UBS analysts Stephen Caprio and Matthew Mish removed their overweight recommendation on US banks, citing the risk of contagion from turmoil in Europe.
"The correlation to European financials, broader business model concerns, and rising NPLs are problematic," they wrote in a research note.
Citigroup's recent 3.4% 10-year senior bonds were 10bp wider on the day at G+173bp.
Bonds issued by JP Morgan and Bank of America Merrill Lynch were more resilient, but still widened by 2bp.
JP Morgan's 3.2% 2026 and Bank of America Merrill Lynch's 3.5% 2026 were both 2bp wider at T+149bp and T+172bp respectively, according to MarketAxess.
Deutsche Bank's 4.5% April 2025 subordinated bonds, meanwhile, were 36bp wider at G+433bp, according to MarketAxess.
US stocks plunged on Monday, with the Dow Jones Industrial Average dropping more than 250 points. It closed down more than 600 points on Friday.
The widening in credit derivative indices was modest though, with the CDX IG 26 index 1.1bp wider at 87.9bp, according to Tradeweb.
No high-grade new issues were announced on Monday, marking the fourth consecutive day of no primary deals.
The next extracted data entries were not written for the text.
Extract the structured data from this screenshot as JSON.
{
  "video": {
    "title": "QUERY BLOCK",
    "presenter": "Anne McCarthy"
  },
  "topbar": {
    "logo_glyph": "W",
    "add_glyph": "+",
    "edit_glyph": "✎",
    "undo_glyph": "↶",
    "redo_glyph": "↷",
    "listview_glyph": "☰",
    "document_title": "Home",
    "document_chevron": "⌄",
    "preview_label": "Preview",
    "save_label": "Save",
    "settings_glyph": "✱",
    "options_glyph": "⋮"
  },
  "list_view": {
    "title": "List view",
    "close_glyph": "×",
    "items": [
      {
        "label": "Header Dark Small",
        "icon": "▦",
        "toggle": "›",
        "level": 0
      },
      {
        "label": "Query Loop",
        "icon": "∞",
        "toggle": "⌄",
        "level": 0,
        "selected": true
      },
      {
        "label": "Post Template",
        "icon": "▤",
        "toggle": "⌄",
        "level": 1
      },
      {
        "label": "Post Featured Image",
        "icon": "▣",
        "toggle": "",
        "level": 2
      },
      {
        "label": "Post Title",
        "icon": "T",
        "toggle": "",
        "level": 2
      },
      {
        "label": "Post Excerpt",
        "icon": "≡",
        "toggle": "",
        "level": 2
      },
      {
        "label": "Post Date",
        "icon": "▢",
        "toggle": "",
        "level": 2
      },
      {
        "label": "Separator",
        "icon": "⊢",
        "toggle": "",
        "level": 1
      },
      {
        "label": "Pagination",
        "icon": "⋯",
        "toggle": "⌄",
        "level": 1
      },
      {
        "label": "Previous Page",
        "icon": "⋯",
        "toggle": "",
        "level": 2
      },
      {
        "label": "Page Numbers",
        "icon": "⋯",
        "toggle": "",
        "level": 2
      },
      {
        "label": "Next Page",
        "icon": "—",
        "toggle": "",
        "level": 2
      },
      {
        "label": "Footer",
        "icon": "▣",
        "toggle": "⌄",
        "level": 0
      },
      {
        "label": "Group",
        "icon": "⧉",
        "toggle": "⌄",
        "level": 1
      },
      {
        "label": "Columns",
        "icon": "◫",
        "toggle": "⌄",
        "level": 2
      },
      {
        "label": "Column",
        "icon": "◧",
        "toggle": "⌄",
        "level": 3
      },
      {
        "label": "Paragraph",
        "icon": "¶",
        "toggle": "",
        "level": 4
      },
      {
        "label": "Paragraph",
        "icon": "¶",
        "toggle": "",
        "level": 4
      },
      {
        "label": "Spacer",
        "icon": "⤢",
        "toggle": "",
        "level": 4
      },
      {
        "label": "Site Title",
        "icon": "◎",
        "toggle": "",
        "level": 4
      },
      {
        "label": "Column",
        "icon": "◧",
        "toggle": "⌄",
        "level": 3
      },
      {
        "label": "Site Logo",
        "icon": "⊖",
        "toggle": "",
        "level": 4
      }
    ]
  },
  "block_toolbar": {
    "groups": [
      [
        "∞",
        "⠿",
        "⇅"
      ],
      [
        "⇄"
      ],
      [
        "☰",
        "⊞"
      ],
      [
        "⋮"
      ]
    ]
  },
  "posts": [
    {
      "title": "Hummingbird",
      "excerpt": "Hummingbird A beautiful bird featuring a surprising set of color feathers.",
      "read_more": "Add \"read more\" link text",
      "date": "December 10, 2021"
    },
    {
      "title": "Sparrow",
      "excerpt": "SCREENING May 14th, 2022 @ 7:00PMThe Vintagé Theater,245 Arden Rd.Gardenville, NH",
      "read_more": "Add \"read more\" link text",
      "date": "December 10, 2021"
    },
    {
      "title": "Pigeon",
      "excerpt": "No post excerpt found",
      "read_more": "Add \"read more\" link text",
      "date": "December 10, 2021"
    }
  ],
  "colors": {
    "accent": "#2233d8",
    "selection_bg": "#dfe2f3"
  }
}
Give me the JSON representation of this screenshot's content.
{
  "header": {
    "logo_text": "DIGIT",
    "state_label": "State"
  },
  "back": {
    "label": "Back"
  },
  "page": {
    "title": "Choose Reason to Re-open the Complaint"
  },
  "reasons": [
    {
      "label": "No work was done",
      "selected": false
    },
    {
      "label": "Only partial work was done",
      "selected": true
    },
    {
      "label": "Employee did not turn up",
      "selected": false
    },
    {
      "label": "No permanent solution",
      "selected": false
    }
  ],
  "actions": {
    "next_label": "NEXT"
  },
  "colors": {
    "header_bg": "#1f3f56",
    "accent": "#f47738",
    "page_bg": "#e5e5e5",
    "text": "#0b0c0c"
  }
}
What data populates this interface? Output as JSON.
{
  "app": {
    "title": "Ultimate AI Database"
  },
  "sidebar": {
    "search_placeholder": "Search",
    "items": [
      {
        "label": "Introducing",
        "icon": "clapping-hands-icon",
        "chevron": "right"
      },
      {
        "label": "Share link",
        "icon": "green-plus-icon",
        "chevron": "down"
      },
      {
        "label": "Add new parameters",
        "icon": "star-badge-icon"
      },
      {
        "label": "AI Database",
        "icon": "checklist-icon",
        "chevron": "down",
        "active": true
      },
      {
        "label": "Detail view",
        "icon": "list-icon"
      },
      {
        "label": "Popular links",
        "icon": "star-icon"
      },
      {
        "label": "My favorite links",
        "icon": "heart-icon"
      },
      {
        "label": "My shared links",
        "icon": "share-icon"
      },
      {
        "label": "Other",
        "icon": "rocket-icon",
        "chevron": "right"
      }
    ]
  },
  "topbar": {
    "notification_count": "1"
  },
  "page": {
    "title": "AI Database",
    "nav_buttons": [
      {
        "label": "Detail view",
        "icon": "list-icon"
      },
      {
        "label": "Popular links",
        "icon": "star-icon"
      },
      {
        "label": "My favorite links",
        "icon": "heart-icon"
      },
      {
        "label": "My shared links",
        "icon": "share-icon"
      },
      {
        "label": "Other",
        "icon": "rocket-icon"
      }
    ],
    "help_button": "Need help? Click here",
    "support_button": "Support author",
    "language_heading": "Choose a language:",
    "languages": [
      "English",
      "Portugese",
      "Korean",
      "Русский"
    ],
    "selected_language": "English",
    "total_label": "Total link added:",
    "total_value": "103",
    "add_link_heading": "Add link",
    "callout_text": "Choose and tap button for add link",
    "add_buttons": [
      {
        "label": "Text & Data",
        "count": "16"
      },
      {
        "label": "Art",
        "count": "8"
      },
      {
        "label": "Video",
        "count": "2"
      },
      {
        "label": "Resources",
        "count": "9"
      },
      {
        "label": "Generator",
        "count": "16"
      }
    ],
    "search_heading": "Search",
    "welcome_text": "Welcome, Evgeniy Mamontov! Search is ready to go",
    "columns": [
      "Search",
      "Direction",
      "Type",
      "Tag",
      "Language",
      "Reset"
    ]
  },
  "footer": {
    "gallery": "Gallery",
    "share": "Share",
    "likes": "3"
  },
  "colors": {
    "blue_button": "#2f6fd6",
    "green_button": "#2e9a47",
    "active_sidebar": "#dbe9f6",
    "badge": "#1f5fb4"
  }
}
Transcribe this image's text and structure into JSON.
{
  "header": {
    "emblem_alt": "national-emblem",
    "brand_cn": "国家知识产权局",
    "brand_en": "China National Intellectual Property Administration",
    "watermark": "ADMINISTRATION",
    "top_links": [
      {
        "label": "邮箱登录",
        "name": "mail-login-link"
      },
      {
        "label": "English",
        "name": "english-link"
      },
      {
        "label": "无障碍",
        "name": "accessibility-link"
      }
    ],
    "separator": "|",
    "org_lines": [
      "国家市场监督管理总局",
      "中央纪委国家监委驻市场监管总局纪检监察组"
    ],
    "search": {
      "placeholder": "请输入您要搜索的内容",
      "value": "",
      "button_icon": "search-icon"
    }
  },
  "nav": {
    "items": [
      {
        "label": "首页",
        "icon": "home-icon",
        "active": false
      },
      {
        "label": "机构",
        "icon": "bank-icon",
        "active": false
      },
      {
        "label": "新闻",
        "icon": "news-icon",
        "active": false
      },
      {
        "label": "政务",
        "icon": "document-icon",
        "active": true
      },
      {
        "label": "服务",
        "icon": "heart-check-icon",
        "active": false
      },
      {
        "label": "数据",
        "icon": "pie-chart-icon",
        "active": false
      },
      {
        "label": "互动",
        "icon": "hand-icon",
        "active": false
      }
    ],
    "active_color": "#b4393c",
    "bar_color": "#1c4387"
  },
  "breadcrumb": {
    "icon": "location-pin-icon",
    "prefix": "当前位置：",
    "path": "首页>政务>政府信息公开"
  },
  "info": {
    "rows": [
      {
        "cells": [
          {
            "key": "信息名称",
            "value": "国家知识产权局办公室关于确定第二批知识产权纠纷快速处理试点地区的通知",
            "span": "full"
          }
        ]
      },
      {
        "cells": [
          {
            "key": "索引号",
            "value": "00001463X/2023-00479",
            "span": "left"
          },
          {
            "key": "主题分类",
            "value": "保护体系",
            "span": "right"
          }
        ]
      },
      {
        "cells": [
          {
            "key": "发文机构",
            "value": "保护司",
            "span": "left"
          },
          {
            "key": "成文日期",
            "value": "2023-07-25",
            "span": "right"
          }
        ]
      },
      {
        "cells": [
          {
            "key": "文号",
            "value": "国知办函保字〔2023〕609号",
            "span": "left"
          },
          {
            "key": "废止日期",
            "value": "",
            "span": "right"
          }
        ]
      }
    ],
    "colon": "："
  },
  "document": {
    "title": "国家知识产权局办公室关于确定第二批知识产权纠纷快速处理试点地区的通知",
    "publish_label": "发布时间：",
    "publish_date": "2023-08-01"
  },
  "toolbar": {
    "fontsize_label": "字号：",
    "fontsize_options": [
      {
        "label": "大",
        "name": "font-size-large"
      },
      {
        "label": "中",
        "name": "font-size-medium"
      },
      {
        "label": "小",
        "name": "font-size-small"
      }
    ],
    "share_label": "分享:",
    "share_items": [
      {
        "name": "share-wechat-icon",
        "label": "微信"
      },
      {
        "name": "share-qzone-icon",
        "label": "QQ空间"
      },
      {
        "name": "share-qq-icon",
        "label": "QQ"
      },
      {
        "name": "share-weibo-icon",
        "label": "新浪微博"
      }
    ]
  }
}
But bankers are not ruling out activity this week.
Molson Coors could pull the trigger on its M&A bond, after it held calls with investors last week.
"It's a name that has been widely telegraphed," said a syndicate banker. "It's a good name to reopen the market, as early as tomorrow."
Others said attractive yields could entice more borrowers, but said names with minimal exposure to the UK or Europe would fare best amid the volatility.
Ten-year US Treasury yields were at just 1.472% on Monday, from 1.579% on Friday. The 10-year yields touched a low of 1.38% in the summer of 2012.